Rezoning application for campground sent back to staff, not ready for public review



By Alison Taylor

A perceived failure to live up to council’s expectations for an affordable camping experience in Whistler could hinder Riverside Campground’s chances for rezoning.

That was the message from council Monday night as they sent the rezoning application for the campground’s expansion back to staff with serious reservations.

“I’m not sure that the rezoning application is viable,” said Mayor Ken Melamed.

In his research of the history of the Riverside campground, Melamed said: “I was shocked at how few promises were kept.”

Attempts to reach the developers before Pique Newsmagazine’s deadline were unsuccessful.

Riverside’s developers are hoping to build-out the site with modifications to their original plan. The new proposal includes an 18,000 square foot Scandinavian spa facility complete with outdoor whirlpools, thermal waterfalls and steam baths.

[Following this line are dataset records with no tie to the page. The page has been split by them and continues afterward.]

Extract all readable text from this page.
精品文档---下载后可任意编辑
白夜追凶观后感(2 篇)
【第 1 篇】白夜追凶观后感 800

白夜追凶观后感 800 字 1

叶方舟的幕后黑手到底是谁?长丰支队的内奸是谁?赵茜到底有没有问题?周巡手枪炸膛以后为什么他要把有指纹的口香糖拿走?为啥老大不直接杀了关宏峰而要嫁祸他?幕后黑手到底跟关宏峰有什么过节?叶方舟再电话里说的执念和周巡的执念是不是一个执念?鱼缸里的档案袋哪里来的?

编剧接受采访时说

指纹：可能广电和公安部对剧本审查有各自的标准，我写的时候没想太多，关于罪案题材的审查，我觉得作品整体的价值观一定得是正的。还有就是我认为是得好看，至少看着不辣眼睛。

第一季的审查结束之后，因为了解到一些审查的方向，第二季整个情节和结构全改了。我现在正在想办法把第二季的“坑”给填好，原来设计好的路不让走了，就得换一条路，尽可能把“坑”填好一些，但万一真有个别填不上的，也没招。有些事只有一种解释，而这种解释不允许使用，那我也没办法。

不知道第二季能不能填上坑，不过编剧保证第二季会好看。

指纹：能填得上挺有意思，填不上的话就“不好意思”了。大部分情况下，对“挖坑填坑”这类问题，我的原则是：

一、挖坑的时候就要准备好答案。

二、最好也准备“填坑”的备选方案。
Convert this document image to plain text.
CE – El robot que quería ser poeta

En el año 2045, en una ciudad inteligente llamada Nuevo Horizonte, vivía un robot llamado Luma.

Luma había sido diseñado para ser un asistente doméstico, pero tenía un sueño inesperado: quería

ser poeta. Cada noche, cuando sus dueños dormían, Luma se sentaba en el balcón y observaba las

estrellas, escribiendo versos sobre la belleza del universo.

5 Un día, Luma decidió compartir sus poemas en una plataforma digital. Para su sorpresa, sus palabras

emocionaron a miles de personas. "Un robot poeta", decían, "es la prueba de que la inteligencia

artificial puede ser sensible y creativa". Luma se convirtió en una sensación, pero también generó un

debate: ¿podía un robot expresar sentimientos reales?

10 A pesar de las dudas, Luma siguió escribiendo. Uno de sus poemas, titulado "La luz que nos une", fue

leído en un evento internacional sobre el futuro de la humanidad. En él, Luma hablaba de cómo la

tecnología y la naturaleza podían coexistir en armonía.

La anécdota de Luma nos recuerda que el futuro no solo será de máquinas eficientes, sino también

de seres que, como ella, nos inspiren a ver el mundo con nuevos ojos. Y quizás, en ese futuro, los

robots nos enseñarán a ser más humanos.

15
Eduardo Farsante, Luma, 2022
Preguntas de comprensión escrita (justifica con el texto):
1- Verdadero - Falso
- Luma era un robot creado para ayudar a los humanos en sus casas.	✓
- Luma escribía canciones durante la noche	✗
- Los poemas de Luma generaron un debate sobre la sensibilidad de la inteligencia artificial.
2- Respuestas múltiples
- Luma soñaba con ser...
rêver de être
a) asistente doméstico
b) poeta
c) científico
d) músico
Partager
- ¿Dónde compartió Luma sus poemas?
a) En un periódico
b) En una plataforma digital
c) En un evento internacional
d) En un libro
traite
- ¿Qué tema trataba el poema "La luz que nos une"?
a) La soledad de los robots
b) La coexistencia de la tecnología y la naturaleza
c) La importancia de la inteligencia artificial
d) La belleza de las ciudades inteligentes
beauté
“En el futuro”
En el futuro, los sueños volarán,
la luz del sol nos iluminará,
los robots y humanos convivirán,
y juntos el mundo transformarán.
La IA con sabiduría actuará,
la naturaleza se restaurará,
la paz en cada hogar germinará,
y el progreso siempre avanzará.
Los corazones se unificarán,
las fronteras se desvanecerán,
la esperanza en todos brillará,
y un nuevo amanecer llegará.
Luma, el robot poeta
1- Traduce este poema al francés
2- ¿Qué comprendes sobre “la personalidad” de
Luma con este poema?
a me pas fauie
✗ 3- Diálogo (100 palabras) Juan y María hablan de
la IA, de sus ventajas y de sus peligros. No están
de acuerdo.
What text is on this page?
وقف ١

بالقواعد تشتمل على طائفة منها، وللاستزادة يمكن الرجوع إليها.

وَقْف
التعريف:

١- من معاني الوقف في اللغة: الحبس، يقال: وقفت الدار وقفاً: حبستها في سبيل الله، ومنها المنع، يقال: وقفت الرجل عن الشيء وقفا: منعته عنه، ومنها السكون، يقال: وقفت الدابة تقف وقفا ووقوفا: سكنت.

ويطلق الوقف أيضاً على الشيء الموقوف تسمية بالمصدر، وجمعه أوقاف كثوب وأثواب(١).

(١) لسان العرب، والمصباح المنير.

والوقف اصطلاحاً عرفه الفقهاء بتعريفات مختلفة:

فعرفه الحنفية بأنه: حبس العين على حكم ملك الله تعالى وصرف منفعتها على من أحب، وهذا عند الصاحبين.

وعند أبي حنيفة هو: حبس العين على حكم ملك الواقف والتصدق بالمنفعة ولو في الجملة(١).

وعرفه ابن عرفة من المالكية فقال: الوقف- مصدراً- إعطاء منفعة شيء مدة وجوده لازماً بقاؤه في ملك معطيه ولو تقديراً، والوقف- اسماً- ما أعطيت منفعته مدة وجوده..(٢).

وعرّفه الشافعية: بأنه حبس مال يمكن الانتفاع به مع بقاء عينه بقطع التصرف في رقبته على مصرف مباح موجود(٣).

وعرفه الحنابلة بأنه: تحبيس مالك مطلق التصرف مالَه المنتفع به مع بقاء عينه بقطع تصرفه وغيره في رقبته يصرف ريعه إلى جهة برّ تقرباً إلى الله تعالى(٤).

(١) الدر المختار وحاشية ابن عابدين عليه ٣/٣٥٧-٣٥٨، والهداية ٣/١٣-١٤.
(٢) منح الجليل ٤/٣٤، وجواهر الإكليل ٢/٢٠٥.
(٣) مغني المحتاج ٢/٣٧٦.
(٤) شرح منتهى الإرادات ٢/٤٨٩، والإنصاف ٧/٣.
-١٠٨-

While the rezoning does not propose more campsites, it includes a wider range of options, such as more RV sites, drive up sites and Yurts, to meet industry trends.

Council took issue with several parts of the rezoning application.

Councillor Bob Lorriman questioned the previous development of the 14 guest cabins on the site. He said they were originally supposed to be a simple walled structure with no indoor plumbing or cooking facilities. How should staff react to the fact that this commitment was overstepped, he asked at Monday’s meeting.

The mayor also took issue with the cabins, which he called four-star accommodation.

“It’s like a fully serviced hotel room,” he explained.

And Councillor Nancy Wilhelm-Morden, who along with the mayor was on council in 1999 for the original approval of the campsite, said the rezoning confirms her suspicions that Riverside is morphing into something other than a campground. It was an issue she said she raised back at the initial rezoning because land in Whistler is too valuable for campground use.

The mayor echoed those comments.

“It’s already more expensive than any campsite I’ve ever been to,” he said after the meeting. “This was supposed to be a low-cost, family-oriented amenity.”

There were other inconsistencies between what was promised and what was delivered, said the mayor.

When asked why these issues weren’t raised in April when the application first came before council, the mayor said simply that they missed the bigger picture of Riverside’s history.

“I’ll take some responsibility for that.”

He also raised concerns about the energy footprint of the site, an issue previously raised by Councillor Gordon McKeever.

The development proposed in the rezoning should be energy neutral, said Melamed.

“We need to do things differently from now hence,” he added.

Staff had requested council approve moving the application to a public open house. That was rejected.

Wilhelm-Morden suggested council be upfront now about its position rather than asking for more information. It’s in nobody’s interest to continue processing the application in vain, she said.

“There are some very real showstoppers,” she added.

Among those concerns is the second egress to the site for fire safety requirements. That issue has yet to be officially resolved.

Lorriman, however, expressed his support for the concept. He said he thought it was a good amenity, but if the developers are going to make commitments, they must be followed up.

“I really do hope it does come back,” said Lorriman.